With its larger-than-life characters and broad comedy, Atomic Jaya is quite a change from the measured, subtle tone we’ve come to see in Huzir’s later works. Brilliant but timid nuclear physicist, Dr Mary Yuen, is stuck in a dead-end job zapping prawns for research. She’s offered the opportunity to be a part of a top secret project to construct a Malaysian atomic bomb and is swept into the throes of a megalomaniac army general, quirky colleagues and shady sidekicks, all the while battling her conscience about the implications of her dubious enterprise.


Huzir had originally written the play to be performed by one actor who takes on all 16 roles, including the lead role of Mary. It’s a monumental task for any actor to sustain and this production benefits tremendously in having the wonderful Claire Wong (who, in fact, managed this very feat in 2001) and Karen Tan, juggle the roles. And juggle they do: both play a single character by switching sentences midway and navigate the vast and varied host of characters with panache.

Wong and Tan’s excellent chemistry is undeniably the driving force of this production and they display great range and razor-sharp comic timing. Tan’s take on drugged-up uranium smuggler Otto is superb, as is Wong’s pitch-perfect rendition of a rotund Malaysian minister giving roundabout replies to reporters. Both actresses bring the house down with their energetic spiel as Chinese procurer Teng, done simultaneously in English and Cantonese. Yet placing two impersonations side by side makes one inevitably compare. Some characters are so memorably fleshed out by one actress that seeing them played again by another somewhat diminishes the impact. It’s a creative way of staging the play but it does not work all the time.

The manic role-swapping also tends to sweep the characters into broad caricature. We barely get a chance to delve behind the character of Mary, whose role as an unreliable narrator gives the play an unsettling open-endedness. The creative team could perhaps have used both actresses to suggest varying sides to her character but for the most part, she is no more than the earnest, bespectacled storyteller at the centre of the action. Focusing resolutely on the comedy may well have been the point but it detracts ever so slightly from the richer themes simmering in the text.

Photo Credit: Checkpoint Theatre

As always in Checkpoint productions, one is struck by the subtle production elements that elevate the narrative. Wong Chee Wai’s set and Mac Chan’s lighting give the production a minimalist - almost clinical - feel, and the only notable design element is rows of lampshades suspended in the air that are alternately raised, lowered or made to flicker. It rather reminded me of the series of chairs in last year’s production of Occupation which Jo Kukathas’s character kept arranging and rearranging to give a varying symbolic texture to the tale. The costumes, an elegant jacket and trouser ensemble with geometric patterns designed by Laichan, also add visual punch. The actresses first appear in a palette of greys, suggesting the murky intersection of truth and lies that Mary finds herself embroiled in. In the second half of the play, they wear identical outfits that are now brightly coloured, looking like court jesters presiding over a monumental national joke.

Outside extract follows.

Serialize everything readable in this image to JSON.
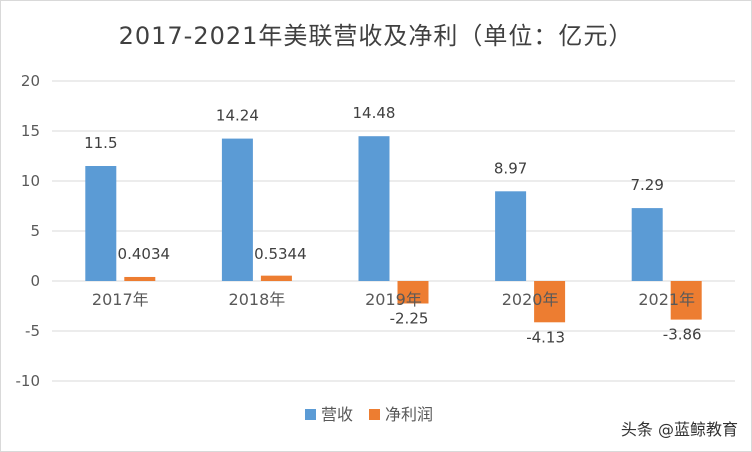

Huzir’s direction keeps the scenes moving swiftly and despite the occasional flubbed line and lack of consistency in the performances, the narrative flows very well. There is a lovely musical flourish that marks the end of the first half with a schmaltzy patriotic song about the atomic bomb, complete with a sparkly palm tree that descends from the ceiling. A text-heavy performance such as this could very easily have grown tedious and it is to Huzir and the actresses’ credit that we are kept entertained throughout.

This stylish revival of Atomic Jaya remains every bit as relevant and entertaining today as it was when written in the late 1990s. A sizzling satire of Malaysian identity and a reminder of the dangers of misplaced national pride, it certainly provides us with plenty of nasi campur for thought.

The Crystalwords score: 3.5/5

*This review was written for The Flying Inkpot.